After ten minutes, everything I need and all the things I need to finish has already been done. Yay, I did finish it all just in time. I yawn and stretch my bones, jumping up and down for ten minutes to have some energy on my body. I pull out the curtain that covers the glass door to my porch so the heat of the sun can come in and will give me some energy as well because I didn't sleep last night and I didn't have enough sleep for the past two days as well. After that, I take a bath and dressed up into my usual wear; white large tees, black skinny jeans and my white highcut converse. I feel so comfortable in my clothing. I look over at the mirror, oh gosh I even more look terrible than I already am.
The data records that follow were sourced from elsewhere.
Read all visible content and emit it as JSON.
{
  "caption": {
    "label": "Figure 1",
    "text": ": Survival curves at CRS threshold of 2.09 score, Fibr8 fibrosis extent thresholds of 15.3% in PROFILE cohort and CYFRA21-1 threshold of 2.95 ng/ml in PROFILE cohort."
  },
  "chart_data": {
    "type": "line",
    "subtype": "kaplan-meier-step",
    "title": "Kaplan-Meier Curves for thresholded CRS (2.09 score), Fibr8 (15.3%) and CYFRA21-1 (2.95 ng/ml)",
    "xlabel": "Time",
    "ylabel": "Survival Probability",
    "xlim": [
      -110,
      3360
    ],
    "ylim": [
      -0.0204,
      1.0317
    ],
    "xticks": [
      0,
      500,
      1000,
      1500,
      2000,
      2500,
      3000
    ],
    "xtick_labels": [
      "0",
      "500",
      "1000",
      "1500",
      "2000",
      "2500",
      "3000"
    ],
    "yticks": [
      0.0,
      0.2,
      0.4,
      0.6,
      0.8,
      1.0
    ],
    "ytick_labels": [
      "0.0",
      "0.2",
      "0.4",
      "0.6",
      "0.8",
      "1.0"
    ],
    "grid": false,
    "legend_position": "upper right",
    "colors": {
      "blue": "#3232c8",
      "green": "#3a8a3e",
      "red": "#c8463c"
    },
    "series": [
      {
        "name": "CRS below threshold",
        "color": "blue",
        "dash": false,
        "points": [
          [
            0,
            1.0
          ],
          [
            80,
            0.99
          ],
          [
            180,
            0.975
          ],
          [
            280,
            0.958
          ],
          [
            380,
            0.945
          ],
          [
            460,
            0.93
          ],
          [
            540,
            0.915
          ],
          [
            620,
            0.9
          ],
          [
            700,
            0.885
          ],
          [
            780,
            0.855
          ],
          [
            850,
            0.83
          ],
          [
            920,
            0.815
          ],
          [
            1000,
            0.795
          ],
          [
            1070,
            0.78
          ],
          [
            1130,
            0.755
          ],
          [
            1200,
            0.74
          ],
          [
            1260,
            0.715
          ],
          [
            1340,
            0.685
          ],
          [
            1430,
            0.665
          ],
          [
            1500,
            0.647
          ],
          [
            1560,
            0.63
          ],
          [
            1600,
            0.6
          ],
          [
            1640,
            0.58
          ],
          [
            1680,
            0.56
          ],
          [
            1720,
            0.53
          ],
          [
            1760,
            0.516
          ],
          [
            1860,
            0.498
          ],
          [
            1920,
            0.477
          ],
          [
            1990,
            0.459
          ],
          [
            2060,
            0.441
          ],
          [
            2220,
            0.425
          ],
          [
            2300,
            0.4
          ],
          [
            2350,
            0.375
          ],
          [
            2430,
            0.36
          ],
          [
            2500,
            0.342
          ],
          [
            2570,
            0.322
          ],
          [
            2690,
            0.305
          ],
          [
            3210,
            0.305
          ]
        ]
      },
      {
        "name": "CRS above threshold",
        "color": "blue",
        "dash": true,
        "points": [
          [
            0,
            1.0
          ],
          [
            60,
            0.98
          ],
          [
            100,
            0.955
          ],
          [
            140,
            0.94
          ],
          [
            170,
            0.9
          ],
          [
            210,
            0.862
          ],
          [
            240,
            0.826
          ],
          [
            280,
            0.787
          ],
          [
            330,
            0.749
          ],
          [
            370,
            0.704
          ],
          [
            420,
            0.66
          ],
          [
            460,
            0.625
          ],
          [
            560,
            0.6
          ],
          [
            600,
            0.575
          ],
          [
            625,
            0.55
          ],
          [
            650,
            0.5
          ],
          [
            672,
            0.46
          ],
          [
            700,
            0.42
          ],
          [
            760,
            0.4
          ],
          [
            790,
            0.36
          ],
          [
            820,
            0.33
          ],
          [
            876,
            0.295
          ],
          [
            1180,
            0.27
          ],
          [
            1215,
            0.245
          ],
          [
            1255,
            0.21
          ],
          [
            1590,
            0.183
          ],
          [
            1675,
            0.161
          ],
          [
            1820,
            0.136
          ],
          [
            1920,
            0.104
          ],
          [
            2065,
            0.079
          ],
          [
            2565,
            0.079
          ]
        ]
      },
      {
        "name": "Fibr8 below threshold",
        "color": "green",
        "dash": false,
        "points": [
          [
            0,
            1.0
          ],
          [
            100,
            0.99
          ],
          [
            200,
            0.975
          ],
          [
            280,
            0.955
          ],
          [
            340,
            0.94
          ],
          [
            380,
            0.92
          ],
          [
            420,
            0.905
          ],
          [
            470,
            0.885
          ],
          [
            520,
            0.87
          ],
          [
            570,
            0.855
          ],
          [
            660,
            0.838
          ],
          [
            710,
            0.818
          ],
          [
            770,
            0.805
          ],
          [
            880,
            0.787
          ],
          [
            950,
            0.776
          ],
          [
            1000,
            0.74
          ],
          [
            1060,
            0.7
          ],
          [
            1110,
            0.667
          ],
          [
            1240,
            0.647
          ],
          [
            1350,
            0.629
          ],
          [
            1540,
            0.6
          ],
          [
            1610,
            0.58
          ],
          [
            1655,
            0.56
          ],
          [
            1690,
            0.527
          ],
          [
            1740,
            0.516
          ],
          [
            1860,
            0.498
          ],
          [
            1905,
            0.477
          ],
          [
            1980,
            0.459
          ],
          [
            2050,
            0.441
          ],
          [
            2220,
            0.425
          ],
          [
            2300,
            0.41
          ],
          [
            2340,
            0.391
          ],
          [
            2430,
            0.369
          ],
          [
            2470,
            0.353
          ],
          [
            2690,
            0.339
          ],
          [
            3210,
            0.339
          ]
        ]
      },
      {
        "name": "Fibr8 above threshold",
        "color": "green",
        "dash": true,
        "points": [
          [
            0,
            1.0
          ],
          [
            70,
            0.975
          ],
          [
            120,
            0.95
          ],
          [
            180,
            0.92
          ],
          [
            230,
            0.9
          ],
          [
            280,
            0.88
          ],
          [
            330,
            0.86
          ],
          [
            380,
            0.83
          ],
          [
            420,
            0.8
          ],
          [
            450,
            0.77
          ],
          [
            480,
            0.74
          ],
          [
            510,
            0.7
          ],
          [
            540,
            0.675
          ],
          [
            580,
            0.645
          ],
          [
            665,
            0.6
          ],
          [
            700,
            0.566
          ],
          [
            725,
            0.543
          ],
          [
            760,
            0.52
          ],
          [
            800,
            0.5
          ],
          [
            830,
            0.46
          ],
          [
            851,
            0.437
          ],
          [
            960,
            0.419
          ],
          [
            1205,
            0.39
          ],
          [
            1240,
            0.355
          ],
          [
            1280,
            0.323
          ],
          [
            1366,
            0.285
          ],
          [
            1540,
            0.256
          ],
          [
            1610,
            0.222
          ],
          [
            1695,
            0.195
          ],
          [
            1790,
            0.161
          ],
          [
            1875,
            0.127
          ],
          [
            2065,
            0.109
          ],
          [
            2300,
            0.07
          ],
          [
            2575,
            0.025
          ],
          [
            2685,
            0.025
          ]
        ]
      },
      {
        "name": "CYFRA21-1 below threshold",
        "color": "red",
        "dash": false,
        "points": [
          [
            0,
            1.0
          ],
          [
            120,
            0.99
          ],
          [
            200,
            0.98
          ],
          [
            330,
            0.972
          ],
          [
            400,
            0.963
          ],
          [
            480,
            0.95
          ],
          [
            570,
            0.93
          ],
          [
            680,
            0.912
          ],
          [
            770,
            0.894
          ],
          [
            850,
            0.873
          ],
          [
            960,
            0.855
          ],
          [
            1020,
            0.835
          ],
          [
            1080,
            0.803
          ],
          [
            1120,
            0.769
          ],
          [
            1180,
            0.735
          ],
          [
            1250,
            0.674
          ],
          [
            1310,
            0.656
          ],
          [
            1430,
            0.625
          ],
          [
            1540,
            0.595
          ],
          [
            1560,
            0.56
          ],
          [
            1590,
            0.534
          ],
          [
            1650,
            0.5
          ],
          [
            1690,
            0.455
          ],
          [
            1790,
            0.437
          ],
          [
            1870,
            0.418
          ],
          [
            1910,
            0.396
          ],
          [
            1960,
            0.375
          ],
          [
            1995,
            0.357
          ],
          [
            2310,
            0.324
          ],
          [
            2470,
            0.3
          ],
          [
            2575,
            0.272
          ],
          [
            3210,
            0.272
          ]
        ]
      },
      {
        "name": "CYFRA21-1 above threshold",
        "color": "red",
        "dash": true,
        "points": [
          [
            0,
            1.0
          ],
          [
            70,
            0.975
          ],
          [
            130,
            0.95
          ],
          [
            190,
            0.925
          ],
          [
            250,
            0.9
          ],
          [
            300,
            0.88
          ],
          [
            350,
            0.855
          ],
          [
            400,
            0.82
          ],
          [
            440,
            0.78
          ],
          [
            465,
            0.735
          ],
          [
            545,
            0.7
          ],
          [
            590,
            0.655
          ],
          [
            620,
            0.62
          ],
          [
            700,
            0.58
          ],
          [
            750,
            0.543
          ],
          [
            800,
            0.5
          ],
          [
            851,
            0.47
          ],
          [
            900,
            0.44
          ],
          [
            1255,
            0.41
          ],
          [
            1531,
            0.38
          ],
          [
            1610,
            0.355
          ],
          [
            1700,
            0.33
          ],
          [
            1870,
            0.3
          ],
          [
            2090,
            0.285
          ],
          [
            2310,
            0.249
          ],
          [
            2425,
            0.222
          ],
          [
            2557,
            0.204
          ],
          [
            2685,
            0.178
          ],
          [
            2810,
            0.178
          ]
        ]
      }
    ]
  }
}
Physically; I have a long curly brown hair, not so pointed nose, dark forehead, dark tanned skin, pimples, some black holes in my teeth and not so red lips. I am already dark but the bag below my eyes are more darken than the usual and I look like a zombie. Remember Bella Swan when she gave birth to her daughter Renesmee? She looks more beautiful than I am even though she really looks terrible there, I am more than that. Gosh, why do I have to be so ugly? Why do I have to be so damn ugly? Why I can't just even be cute or pretty? Why should I need to be exactly ugly? Secondly, I am not just ugly. I feel so fat that I hate to know my weight, that I hate my stomach for wanting more foods even though it is already full which I kind of enjoy but at the same time hated, I also hate the way my hips was, my thigh for being larger than before because I always been struggling on putting up my jeans and I feel like I am starting to lose my curves. I hated myself and I will never love my physical. So how much would others like me if I myself don't? It does really made sense. So much sense.
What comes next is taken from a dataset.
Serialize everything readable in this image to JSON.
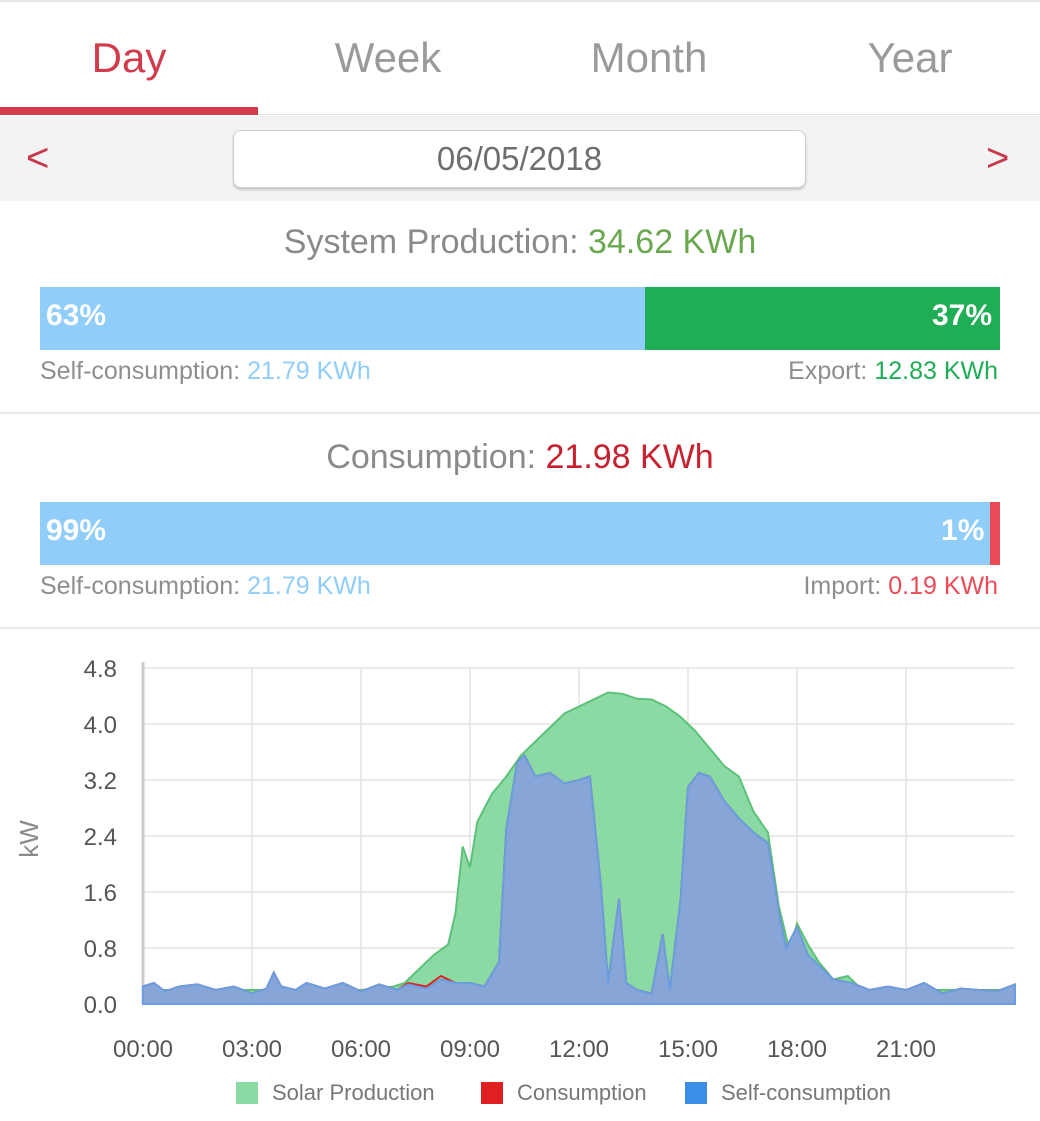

Mentally; I am loveable, I respect others who respect me, I obeyed rules that I know has a good thing, I love working hard, I love my family, my cousins, my relatives and my friends. I am more than thankful that I have them. I am thankful that mentally I have an amazing talent on writing stories, composing songs and playing piano and guitar but I don't have the voice which is kind of unfair. I should have it. I know I deserve a voice so maybe I can make someone fall in love with me by just singing into them but I don't have the voice. Even though I don't have the voice, I have the brain to be smart and I am an intelligent girl. Great, I am thanful for my mental gift. But not in my physical. That was what everyone is talking about that no one is perfect.

I comb my hair and just put on some powder and a lip gloss so I won't look that so much ugly. It does work only a little but I am still ugly. Gosh, make up doesn't even fix me. Wait? This isn't make up. Okay, I put down the comb before running down and saw my mom's surprised reaction. "I know mom, you should get over on your knocking hobby." I told her with a smile and give her a kiss on her cheeks.